Of the congressional maps submitted Dec. 15, three methods find two blue seats each in Evers‘ map and the map from progressive voters represented by Democratic attorney Marc Elias’ firm, while Dave’s Redistricting projects three Democratic seats in each of those maps. PlanScore predicts two blue seats would result from a map submitted by a group of professors who call themselves the Citizen Mathematicians and Scientists. while the Lubar Center and Princeton project three and Dave’s Redistricting finds four.

Similar differences show up in analyzing the legislative maps drawn by GOP leaders; the governor’s advisory commission; Evers himself; Elias’ clients; voting rights groups represented by the progressive legal organization Law Forward; the professors’ group; and the conservative group Common Sense Wisconsin (which did not submit its map in court). The original PlanScore method consistently finds fewer Democratic seats under each Assembly plan than do the other rating sites.

For the Assembly:

  • The Republicans’ map would create 34 Democratic-leaning seats, according to PlanScore, while the other ratings methods project a number from 36 to 38.
  • Evers’ map would yield 36 blue-leaning districts, PlanScore estimates, while the other three methods predict 39 to 44.
  • The advisory commission’s map would produce 40 blue-leaning seats in PlanScore’s analysis, compared with projections of 44 to 47 under the other three ratings systems.
  • The Common Sense map would draw 35 Democratic-leaning districts, to judge from PlanScore, while the other ratings methods project it to yield 39 to 42.
  • PlanScore also predicts the Elias map would create 35 blue-leaning seats, compared with projections of 39 to 43 from the other three methods.
  • The Law Forward map also would produce 35 Democratic-leaning districts by the PlanScore calculation, while the other three methods all agree it would create 42.
  • PlanScore also finds 35 blue-leaning seats in the scholars’ map, while the other three methods projected 40 to 43.

For the Senate:

  • The advisory commission’s Senate map would create 10 blue-leaning seats, according to PlanScore, compared with 15 or 16 projected by the other three methods.
  • PlanScore also predicts the scholars’ map would produce 10 Democratic-leaning seats, while the other three methods project 11 to 14.
  • PlanScore agrees with the Princeton and Lubar Center analyses that Democrats would have an edge for just 10 Senate seats under both the GOP and Common Sense maps. By contrast, the Dave’s Redistricting method projects 11 blue-leaning Senate seats under the Republican map and 12 under the Common Sense map.
  • The Lubar Center, PlanScore and Princeton analyses agree that maps from Evers, Law Forward and Elias all would draw 11 Democratic-leaning districts.

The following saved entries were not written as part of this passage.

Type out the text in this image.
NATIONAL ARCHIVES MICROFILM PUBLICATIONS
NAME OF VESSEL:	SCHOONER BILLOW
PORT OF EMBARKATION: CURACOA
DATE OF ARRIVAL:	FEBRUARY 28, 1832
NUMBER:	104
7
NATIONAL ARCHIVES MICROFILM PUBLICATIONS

Dave’s Redistricting concurs with that prediction for the Elias map, but projects 12 for the Law Forward map and 13 for Evers’ map.

“PlanScore (in its original form) mainly just projects the map as shifting several shades more red,” Johnson says. “In any case, using the past to make predictions about the future is always rife with uncertainty.”

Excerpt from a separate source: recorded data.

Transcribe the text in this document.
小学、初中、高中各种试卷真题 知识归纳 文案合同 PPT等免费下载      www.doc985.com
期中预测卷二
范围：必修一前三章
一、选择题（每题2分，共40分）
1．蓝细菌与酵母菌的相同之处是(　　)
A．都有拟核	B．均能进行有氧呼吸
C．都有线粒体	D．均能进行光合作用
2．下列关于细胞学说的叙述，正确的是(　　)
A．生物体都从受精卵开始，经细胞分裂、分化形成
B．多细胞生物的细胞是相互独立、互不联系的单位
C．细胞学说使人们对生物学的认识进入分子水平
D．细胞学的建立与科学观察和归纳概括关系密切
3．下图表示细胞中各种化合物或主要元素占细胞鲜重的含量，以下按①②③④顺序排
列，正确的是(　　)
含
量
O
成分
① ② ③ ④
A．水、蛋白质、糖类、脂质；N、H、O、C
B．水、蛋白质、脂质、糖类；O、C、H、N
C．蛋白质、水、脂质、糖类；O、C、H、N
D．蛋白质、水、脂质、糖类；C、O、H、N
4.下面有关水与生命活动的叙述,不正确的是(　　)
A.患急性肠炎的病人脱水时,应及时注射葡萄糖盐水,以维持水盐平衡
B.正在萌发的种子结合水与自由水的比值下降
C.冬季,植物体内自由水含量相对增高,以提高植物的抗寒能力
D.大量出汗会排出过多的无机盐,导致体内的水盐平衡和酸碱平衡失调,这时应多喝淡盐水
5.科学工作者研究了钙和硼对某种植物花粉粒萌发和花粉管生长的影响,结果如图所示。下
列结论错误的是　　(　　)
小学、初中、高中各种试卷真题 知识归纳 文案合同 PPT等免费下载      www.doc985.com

One certainty is that the map drawn by the state Supreme Court will look a lot like the current map—but maybe not as much as Republicans want.

Although Republican lawmakers claimed their own new map embodied a least-change approach, they appear to have made some changes specifically to protect incumbents rather than to comply with legal requirements. The justices rejected a GOP request to defer to the legislatively approved map, noting that Evers’ veto had prevented it from becoming law.

All parties will get a chance to present their cases in a hearing that would start Jan. 18 and could last up to four days—potentially the high court’s longest hearing ever.